© Pierre Fabris
Extrait des lointaines carrières du mont Porphyrites, qui se dressait autrefois dans le désert Égyptien, et connu aujourd'hui comme le Ghebal Dokhan, le Phorphyre Rouge Ancien a de tout temps fasciné architectes et sculpteurs.
Pierre dure par excellence, pierre sacrée, pierre magique qui passait pour conjurer tremblements de terre et autres calamités, et, dans la Rome impériale, matériau destiné à la glorification et à la déification de l'Empereur; une loi en limitait l'utilisation aux divinités, à l'Empereur, à sa famille et aux constructions impériales.
En 457 après J. C., l'importation est arrêtée, pour des raisons inconnues; on soupçonne de mauvaises relations avec Constantinople ou plus simplement l'épuisement de la carrière. Dès lors, toute restauration ne pourrait se faire qu'avec des blocs de récupération empruntés, ou même parfois arrachés à des oeuvres plus anciennes.

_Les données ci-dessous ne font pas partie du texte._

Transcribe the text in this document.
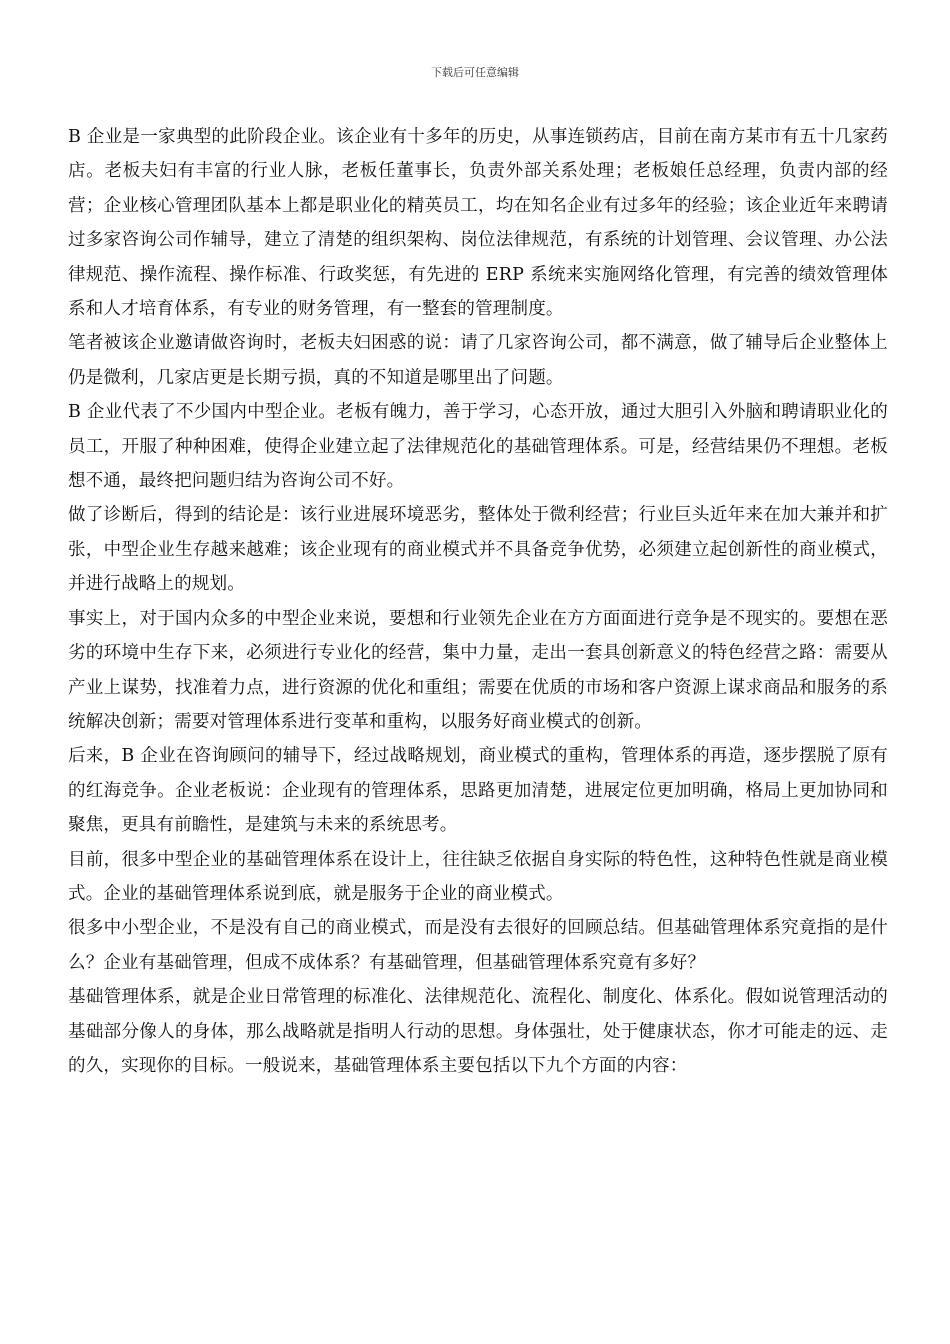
下载后可任意编辑

B 企业是一家典型的此阶段企业。该企业有十多年的历史，从事连锁药店，目前在南方某市有五十几家药店。老板夫妇有丰富的行业人脉，老板任董事长，负责外部关系处理；老板娘任总经理，负责内部的经营；企业核心管理团队基本上都是职业化的精英员工，均在知名企业有过多年的经验；该企业近年来聘请过多家咨询公司作辅导，建立了清楚的组织架构、岗位法律规范，有系统的计划管理、会议管理、办公法律规范、操作流程、操作标准、行政奖惩，有先进的 ERP 系统来实施网络化管理，有完善的绩效管理体系和人才培育体系，有专业的财务管理，有一整套的管理制度。

笔者被该企业邀请做咨询时，老板夫妇困惑的说：请了几家咨询公司，都不满意，做了辅导后企业整体上仍是微利，几家店更是长期亏损，真的不知道是哪里出了问题。

B 企业代表了不少国内中型企业。老板有魄力，善于学习，心态开放，通过大胆引入外脑和聘请职业化的员工，开服了种种困难，使得企业建立起了法律规范化的基础管理体系。可是，经营结果仍不理想。老板想不通，最终把问题归结为咨询公司不好。

做了诊断后，得到的结论是：该行业进展环境恶劣，整体处于微利经营；行业巨头近年来在加大兼并和扩张，中型企业生存越来越难；该企业现有的商业模式并不具备竞争优势，必须建立起创新性的商业模式，并进行战略上的规划。

事实上，对于国内众多的中型企业来说，要想和行业领先企业在方方面面进行竞争是不现实的。要想在恶劣的环境中生存下来，必须进行专业化的经营，集中力量，走出一套具创新意义的特色经营之路：需要从产业上谋势，找准着力点，进行资源的优化和重组；需要在优质的市场和客户资源上谋求商品和服务的系统解决创新；需要对管理体系进行变革和重构，以服务好商业模式的创新。

后来，B 企业在咨询顾问的辅导下，经过战略规划，商业模式的重构，管理体系的再造，逐步摆脱了原有的红海竞争。企业老板说：企业现有的管理体系，思路更加清楚，进展定位更加明确，格局上更加协同和聚焦，更具有前瞻性，是建筑与未来的系统思考。

目前，很多中型企业的基础管理体系在设计上，往往缺乏依据自身实际的特色性，这种特色性就是商业模式。企业的基础管理体系说到底，就是服务于企业的商业模式。

很多中小型企业，不是没有自己的商业模式，而是没有去很好的回顾总结。但基础管理体系究竟指的是什么？企业有基础管理，但成不成体系？有基础管理，但基础管理体系究竟有多好？

基础管理体系，就是企业日常管理的标准化、法律规范化、流程化、制度化、体系化。假如说管理活动的基础部分像人的身体，那么战略就是指明人行动的思想。身体强壮，处于健康状态，你才可能走的远、走的久，实现你的目标。一般说来，基础管理体系主要包括以下九个方面的内容：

Au Moyen-Age, à cause de sa dureté il tomba en désuétude, faute d'une technique adéquate pour le travailler. Mais c'est pour cette dureté même, pour son éclat, et pour sa résistance aux agents atmosphériques que les artistes de la Renaissance en font la pierre idéale.
Mais c'est le marbre en général, c'est la pierre qui fascine l'homme. Depuis toujours ils ont emprisonné des profils, des seins, des anges. Ils ont bâti des oeuvres colossales, brodé des frises, figé des noms, des dates, des secrets.
Mais ce que je connais aussi, et peut-être mieux, c'est le quotidien, l'anonyme écrasés, oubliés sous le marbre et la pierre, et qui les accompagnent comme des ombres, des ombres inconnues, légères, charnelles, des ombres abandonnées de la mémoire, des ombres Rouge Ancien.